Cite as: https://hdl.handle.net/11858/00-001M-0000-0019-BA5F-5
For regional-scale investigations of greenhouse gas budgets the spatially explicit information
from local emission sources is needed, which then can be compared with flux measurements. Here we
present the first validation of a section of a spatially explicit CH4 emission inventory of Switzerland. The
validation was done for the agriculturally dominated Reuss Valley using measurements from a low-flying
aircraft (50–500 m above ground level). We distributed national emission estimates to a grid with 500 m
cell size using available geostatistical data. Validation flux measurements were obtained using the eddy
covariance (EC) technique and the boundary layer budgeting (BLB) approach that only uses the mean
concentrations of the same aircraft transects.

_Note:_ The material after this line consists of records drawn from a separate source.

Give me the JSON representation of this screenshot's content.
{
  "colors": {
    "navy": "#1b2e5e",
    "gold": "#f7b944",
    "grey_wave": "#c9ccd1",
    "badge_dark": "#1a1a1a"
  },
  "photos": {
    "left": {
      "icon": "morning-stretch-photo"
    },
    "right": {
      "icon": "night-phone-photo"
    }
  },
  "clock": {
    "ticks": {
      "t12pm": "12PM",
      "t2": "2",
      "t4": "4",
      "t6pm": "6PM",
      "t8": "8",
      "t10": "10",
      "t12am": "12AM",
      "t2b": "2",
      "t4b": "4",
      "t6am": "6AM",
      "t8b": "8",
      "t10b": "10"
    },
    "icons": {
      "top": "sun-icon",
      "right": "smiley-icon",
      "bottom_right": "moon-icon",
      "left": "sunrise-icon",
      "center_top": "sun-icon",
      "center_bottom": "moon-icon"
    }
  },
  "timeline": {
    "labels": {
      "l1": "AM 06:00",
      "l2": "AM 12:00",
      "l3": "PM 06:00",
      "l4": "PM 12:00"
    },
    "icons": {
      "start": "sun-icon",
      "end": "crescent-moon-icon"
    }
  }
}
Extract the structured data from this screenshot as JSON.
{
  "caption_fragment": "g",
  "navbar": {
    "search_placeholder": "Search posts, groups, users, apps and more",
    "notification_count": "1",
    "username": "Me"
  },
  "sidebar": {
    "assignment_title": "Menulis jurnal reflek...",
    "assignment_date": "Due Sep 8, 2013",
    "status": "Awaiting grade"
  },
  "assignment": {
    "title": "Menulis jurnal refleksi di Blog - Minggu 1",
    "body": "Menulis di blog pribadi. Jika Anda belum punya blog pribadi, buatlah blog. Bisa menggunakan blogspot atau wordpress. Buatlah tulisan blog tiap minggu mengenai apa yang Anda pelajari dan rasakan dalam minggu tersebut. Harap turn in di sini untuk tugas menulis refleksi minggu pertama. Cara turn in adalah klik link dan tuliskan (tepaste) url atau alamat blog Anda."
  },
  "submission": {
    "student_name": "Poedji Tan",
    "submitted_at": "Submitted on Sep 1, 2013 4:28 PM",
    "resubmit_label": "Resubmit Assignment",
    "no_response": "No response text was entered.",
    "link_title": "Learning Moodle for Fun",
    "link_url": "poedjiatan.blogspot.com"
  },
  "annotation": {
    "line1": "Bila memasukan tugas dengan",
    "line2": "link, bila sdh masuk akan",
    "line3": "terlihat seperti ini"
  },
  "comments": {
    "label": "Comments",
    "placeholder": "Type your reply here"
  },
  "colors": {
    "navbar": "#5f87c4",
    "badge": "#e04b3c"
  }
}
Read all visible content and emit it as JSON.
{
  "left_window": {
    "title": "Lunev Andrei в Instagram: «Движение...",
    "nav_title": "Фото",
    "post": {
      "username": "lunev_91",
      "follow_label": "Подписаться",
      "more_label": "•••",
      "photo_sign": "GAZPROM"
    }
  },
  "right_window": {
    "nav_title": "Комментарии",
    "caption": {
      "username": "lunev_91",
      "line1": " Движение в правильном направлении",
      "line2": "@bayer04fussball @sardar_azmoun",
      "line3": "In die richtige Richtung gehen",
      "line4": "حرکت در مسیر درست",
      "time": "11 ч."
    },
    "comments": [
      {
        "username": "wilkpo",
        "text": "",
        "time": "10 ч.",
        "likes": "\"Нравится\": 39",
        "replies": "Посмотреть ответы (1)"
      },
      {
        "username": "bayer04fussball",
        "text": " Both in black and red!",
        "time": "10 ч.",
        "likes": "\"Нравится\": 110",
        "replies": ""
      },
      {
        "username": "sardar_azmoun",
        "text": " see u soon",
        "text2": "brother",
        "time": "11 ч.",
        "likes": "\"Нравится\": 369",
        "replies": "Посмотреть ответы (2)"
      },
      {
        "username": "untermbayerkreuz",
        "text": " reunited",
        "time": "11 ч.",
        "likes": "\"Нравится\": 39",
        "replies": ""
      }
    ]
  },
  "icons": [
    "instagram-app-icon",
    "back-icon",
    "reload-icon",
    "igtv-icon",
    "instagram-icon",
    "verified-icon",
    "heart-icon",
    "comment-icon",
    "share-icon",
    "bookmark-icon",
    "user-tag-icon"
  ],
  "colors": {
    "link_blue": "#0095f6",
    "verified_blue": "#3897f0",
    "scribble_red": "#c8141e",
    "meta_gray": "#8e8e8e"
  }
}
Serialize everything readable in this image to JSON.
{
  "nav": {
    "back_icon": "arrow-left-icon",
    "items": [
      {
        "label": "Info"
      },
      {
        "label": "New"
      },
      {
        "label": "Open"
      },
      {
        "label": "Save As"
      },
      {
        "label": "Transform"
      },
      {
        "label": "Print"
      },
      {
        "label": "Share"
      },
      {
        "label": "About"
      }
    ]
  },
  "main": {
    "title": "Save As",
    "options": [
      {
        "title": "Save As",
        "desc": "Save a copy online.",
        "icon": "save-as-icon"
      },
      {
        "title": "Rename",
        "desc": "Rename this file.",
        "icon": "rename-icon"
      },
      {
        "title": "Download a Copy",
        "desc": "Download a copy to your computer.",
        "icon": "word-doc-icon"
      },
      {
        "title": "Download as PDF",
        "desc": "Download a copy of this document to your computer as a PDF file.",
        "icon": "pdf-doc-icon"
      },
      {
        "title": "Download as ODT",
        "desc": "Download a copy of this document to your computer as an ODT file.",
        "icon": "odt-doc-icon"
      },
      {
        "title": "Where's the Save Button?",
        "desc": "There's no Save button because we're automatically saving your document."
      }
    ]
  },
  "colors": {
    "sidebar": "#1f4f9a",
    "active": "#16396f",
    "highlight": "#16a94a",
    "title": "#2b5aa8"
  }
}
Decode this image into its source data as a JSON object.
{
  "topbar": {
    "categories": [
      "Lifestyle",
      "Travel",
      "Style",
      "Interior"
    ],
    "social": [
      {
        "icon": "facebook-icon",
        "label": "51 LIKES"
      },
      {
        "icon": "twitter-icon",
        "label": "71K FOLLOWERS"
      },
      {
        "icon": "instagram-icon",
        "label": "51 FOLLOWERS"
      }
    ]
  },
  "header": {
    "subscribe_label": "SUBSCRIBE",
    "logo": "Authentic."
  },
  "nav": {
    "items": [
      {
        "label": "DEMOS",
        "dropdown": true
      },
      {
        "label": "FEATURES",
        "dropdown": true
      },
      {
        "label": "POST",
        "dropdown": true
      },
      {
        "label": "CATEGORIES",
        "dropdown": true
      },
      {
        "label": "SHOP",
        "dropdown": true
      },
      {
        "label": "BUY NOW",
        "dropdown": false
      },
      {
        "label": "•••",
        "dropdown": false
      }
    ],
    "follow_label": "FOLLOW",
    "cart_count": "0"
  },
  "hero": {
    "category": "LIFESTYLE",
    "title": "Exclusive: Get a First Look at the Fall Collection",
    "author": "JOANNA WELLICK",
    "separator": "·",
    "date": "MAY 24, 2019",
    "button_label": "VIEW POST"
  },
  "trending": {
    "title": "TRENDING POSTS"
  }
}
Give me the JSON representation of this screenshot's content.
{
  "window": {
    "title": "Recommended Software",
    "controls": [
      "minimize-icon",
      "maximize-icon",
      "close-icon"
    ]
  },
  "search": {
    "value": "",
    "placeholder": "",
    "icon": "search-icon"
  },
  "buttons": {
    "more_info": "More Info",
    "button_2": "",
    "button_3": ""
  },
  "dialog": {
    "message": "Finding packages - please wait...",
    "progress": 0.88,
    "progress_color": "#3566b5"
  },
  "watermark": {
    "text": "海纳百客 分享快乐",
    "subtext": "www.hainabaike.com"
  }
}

Inventory estimates for the flux footprint of the aircraft
measurements were lowest (median 0.40 μg CH4 m−2 s−1), and BLB fluxes were highest (1.02 μg CH4 m−2
s−1) for the Reuss Valley, with EC fluxes in between (0.62 μg CH4 m−2 s−1). Flux estimates frommeasurements
and inventory are within the same order of magnitude, but measured fluxes were significantly larger than
the inventory emission estimates. The differences are larger than the uncertainties associated with storage
of manure, temperature dependence of emissions, diurnal cycle of enteric fermentation by cattle, and the
limitations of the inventory that only covers ≥90% of all expected methane emissions. From this we deduce that it is not unlikely that the Swiss CH4 emission inventory estimates are too low.